Patients with thalassaemia and chronic haemolytic anaemia generally have EMH, which involves the liver and the spleen. However, after splenectomy, pulmonary EMH can commence and may evolve over a period explaining the gradual development of PHT in these situations.7 In sickle cell disease, autosplenectomy is known to occur commonly, which can also lead to EMH in the lungs and PHT. Nitric oxide depletion has been suggested to be causative in the development of PHT in these haemolytic conditions. Interestingly, this molecule has an inhibitory function on the megakaryocytes leading to their apoptosis.17 The current management of PHT includes vasodilators including phosphodiesterase-type 5 inhibitors (which increase nitric oxide levels, e.g. sildenafil), and prostacyclin analogues with a combination of these agents demonstrating better results.18 In this context, it is useful to note that even though in platelets, the actions of nitric oxide and prostacyclin are thought to be synergistic, they regulate opposite megakaryocyte survival responses through a delicate balance between intracellular cyclic nucleotide levels and caspase-3 activity control.19 These agents will also inhibit platelet aggregation and thus thrombus formation, another risk factor for PHT. In recent years, imatinib, a tyrosine kinase inhibitor, used in the treatment of chronic myeloid leukaemia, has been found to be effective in the treatment of PHT.20 The rationale for using this drug is its ability to inhibit platelet-derived growth factor (PDGF), a critical player in the development of PHT.21 PDGF is also a fibrogenic mediator released by megakaryocytes, among other cells.

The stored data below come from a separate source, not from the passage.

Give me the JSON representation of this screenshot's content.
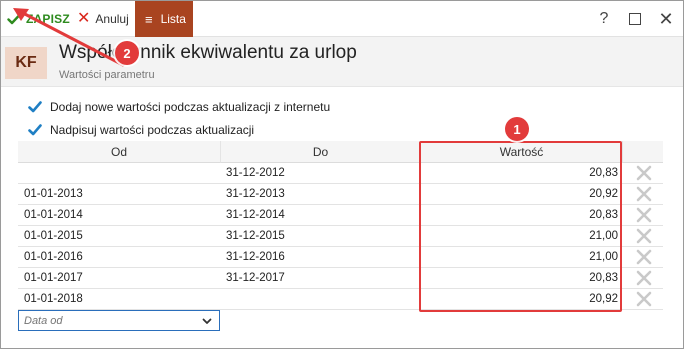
{
  "toolbar": {
    "save_label": "ZAPISZ",
    "cancel_label": "Anuluj",
    "list_label": "Lista",
    "help_label": "?"
  },
  "header": {
    "badge": "KF",
    "title": "Współczynnik ekwiwalentu za urlop",
    "subtitle": "Wartości parametru"
  },
  "options": [
    {
      "label": "Dodaj nowe wartości podczas aktualizacji z internetu",
      "checked": true
    },
    {
      "label": "Nadpisuj wartości podczas aktualizacji",
      "checked": true
    }
  ],
  "table": {
    "columns": [
      "Od",
      "Do",
      "Wartość"
    ],
    "rows": [
      {
        "od": "",
        "do": "31-12-2012",
        "value": "20,83"
      },
      {
        "od": "01-01-2013",
        "do": "31-12-2013",
        "value": "20,92"
      },
      {
        "od": "01-01-2014",
        "do": "31-12-2014",
        "value": "20,83"
      },
      {
        "od": "01-01-2015",
        "do": "31-12-2015",
        "value": "21,00"
      },
      {
        "od": "01-01-2016",
        "do": "31-12-2016",
        "value": "21,00"
      },
      {
        "od": "01-01-2017",
        "do": "31-12-2017",
        "value": "20,83"
      },
      {
        "od": "01-01-2018",
        "do": "",
        "value": "20,92"
      }
    ]
  },
  "new_row": {
    "placeholder": "Data od"
  },
  "annotations": {
    "marker1": "1",
    "marker2": "2"
  },
  "colors": {
    "accent": "#a94420",
    "save_green": "#2e8b1f",
    "cancel_red": "#d9261c",
    "annotation_red": "#e23b3b"
  },
  "icons": {
    "save": "check-icon",
    "cancel": "x-icon",
    "list": "hamburger-icon",
    "help": "question-icon",
    "maximize": "maximize-icon",
    "close": "close-icon",
    "delete_row": "delete-x-icon",
    "dropdown": "chevron-down-icon"
  }
}
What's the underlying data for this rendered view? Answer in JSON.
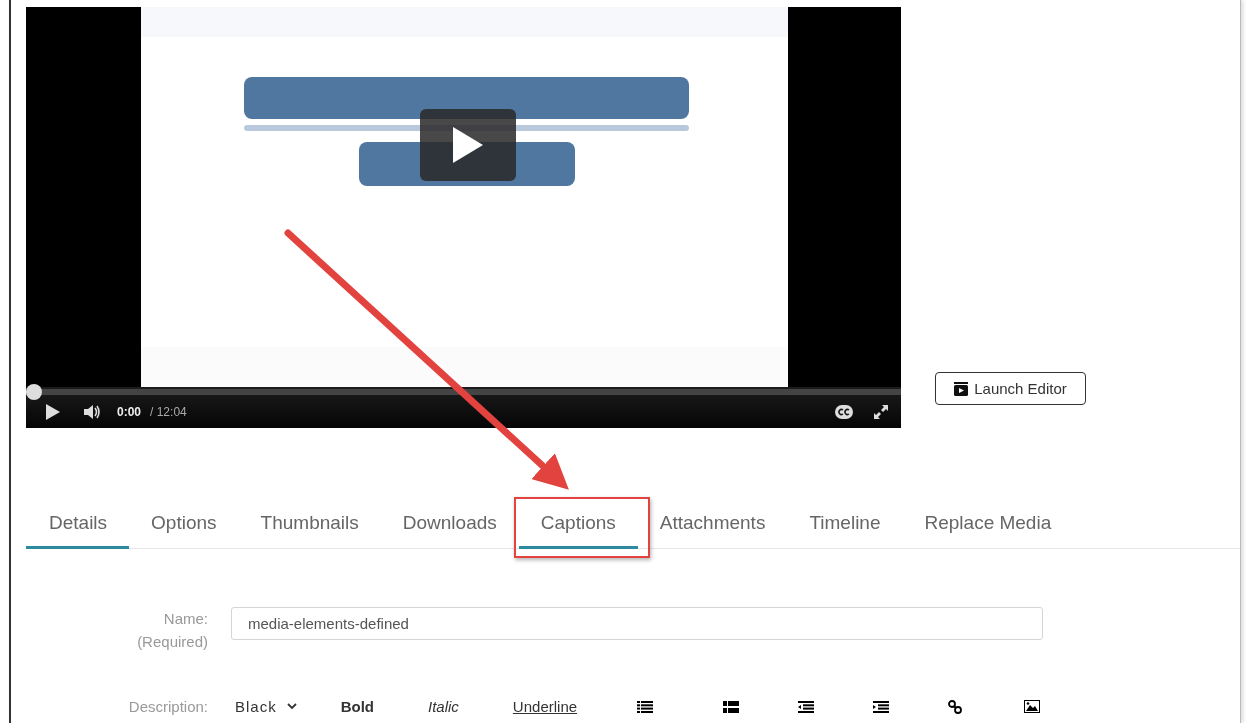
{
  "video": {
    "kind": "picture",
    "progress": {
      "level": 0
    },
    "time_current": "0:00",
    "time_total": "/ 12:04"
  },
  "launch_button": {
    "label": "Launch Editor"
  },
  "tabs": [
    {
      "label": "Details",
      "selected": true,
      "annotated": false
    },
    {
      "label": "Options",
      "selected": false,
      "annotated": false
    },
    {
      "label": "Thumbnails",
      "selected": false,
      "annotated": false
    },
    {
      "label": "Downloads",
      "selected": false,
      "annotated": false
    },
    {
      "label": "Captions",
      "selected": true,
      "annotated": true
    },
    {
      "label": "Attachments",
      "selected": false,
      "annotated": false
    },
    {
      "label": "Timeline",
      "selected": false,
      "annotated": false
    },
    {
      "label": "Replace Media",
      "selected": false,
      "annotated": false
    }
  ],
  "form": {
    "name": {
      "label": "Name:",
      "hint": "(Required)",
      "value": "media-elements-defined"
    },
    "description": {
      "label": "Description:",
      "toolbar": [
        {
          "kind": "dropdown",
          "label": "Black"
        },
        {
          "kind": "bold",
          "label": "Bold"
        },
        {
          "kind": "italic",
          "label": "Italic"
        },
        {
          "kind": "underline",
          "label": "Underline"
        }
      ]
    }
  }
}
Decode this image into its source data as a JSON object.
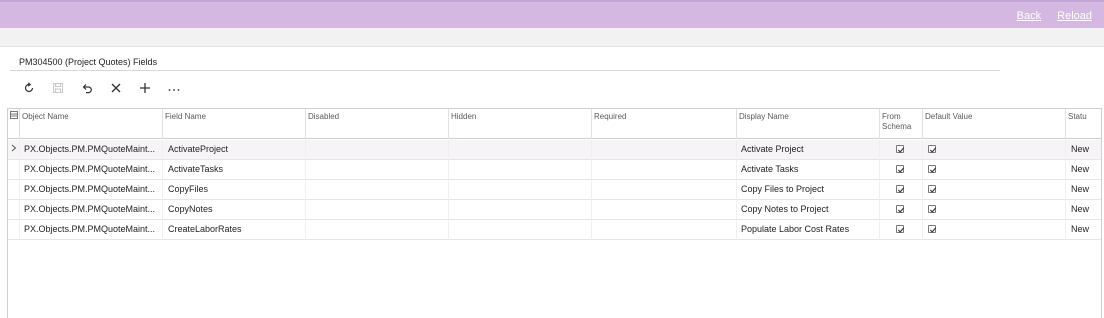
{
  "header": {
    "back_label": "Back",
    "reload_label": "Reload"
  },
  "page": {
    "title": "PM304500 (Project Quotes) Fields"
  },
  "toolbar": {
    "buttons": [
      {
        "name": "refresh-button",
        "icon": "refresh-icon"
      },
      {
        "name": "save-button",
        "icon": "save-icon"
      },
      {
        "name": "undo-button",
        "icon": "undo-icon"
      },
      {
        "name": "delete-button",
        "icon": "close-icon"
      },
      {
        "name": "add-row-button",
        "icon": "plus-icon"
      },
      {
        "name": "more-button",
        "icon": "ellipsis-icon"
      }
    ]
  },
  "grid": {
    "columns": {
      "object_name": "Object Name",
      "field_name": "Field Name",
      "disabled": "Disabled",
      "hidden": "Hidden",
      "required": "Required",
      "display_name": "Display Name",
      "from_schema": "From Schema",
      "default_value": "Default Value",
      "status": "Statu"
    },
    "rows": [
      {
        "object_name": "PX.Objects.PM.PMQuoteMaint...",
        "field_name": "ActivateProject",
        "display_name": "Activate Project",
        "from_schema": true,
        "default_value": true,
        "status": "New",
        "selected": true
      },
      {
        "object_name": "PX.Objects.PM.PMQuoteMaint...",
        "field_name": "ActivateTasks",
        "display_name": "Activate Tasks",
        "from_schema": true,
        "default_value": true,
        "status": "New",
        "selected": false
      },
      {
        "object_name": "PX.Objects.PM.PMQuoteMaint...",
        "field_name": "CopyFiles",
        "display_name": "Copy Files to Project",
        "from_schema": true,
        "default_value": true,
        "status": "New",
        "selected": false
      },
      {
        "object_name": "PX.Objects.PM.PMQuoteMaint...",
        "field_name": "CopyNotes",
        "display_name": "Copy Notes to Project",
        "from_schema": true,
        "default_value": true,
        "status": "New",
        "selected": false
      },
      {
        "object_name": "PX.Objects.PM.PMQuoteMaint...",
        "field_name": "CreateLaborRates",
        "display_name": "Populate Labor Cost Rates",
        "from_schema": true,
        "default_value": true,
        "status": "New",
        "selected": false
      }
    ]
  },
  "colors": {
    "topbar": "#d4b8e1",
    "subbar": "#f2f2f2",
    "selected_row": "#f7f4f8"
  }
}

In this context, it is also interesting to note that imatinib was shown in a single report to reverse myelofibrosis in a patient with megakaryoblastic crisis of chronic myeloid leukaemia.22 However, it is premature to consider the use of this agent in the treatment of PHT post-splenectomy and further studies are required.

There is increasing recent evidence that thrombus formation and thus thrombin, is important in the development of fibrosis in the liver.23 Functional thrombin receptors are expressed on cells of the megakaryocytic lineage with thrombin having important functions in the megakaryocytic release reaction and pro-platelet formation.24 The pulmonary thrombi which form as a precursor for pulmonary fibrosis in chronic pulmonary thromboembolic disease-related PHT can cause the release of fibrogenic mediators from the lung megakaryocytes and lead on to fibrosis. The unresolved issue of portal vein thrombosis and portal hypertension after splenectomy may also be related to the EMH and liver megakaryocytes in a similar manner.25,26

In summary, the role of megakaryocytes in the pathogenesis of PHT after splenectomy for haemolytic disorders should be considered and studied to improve our understanding and identifying new therapeutic agents to prevent this complication.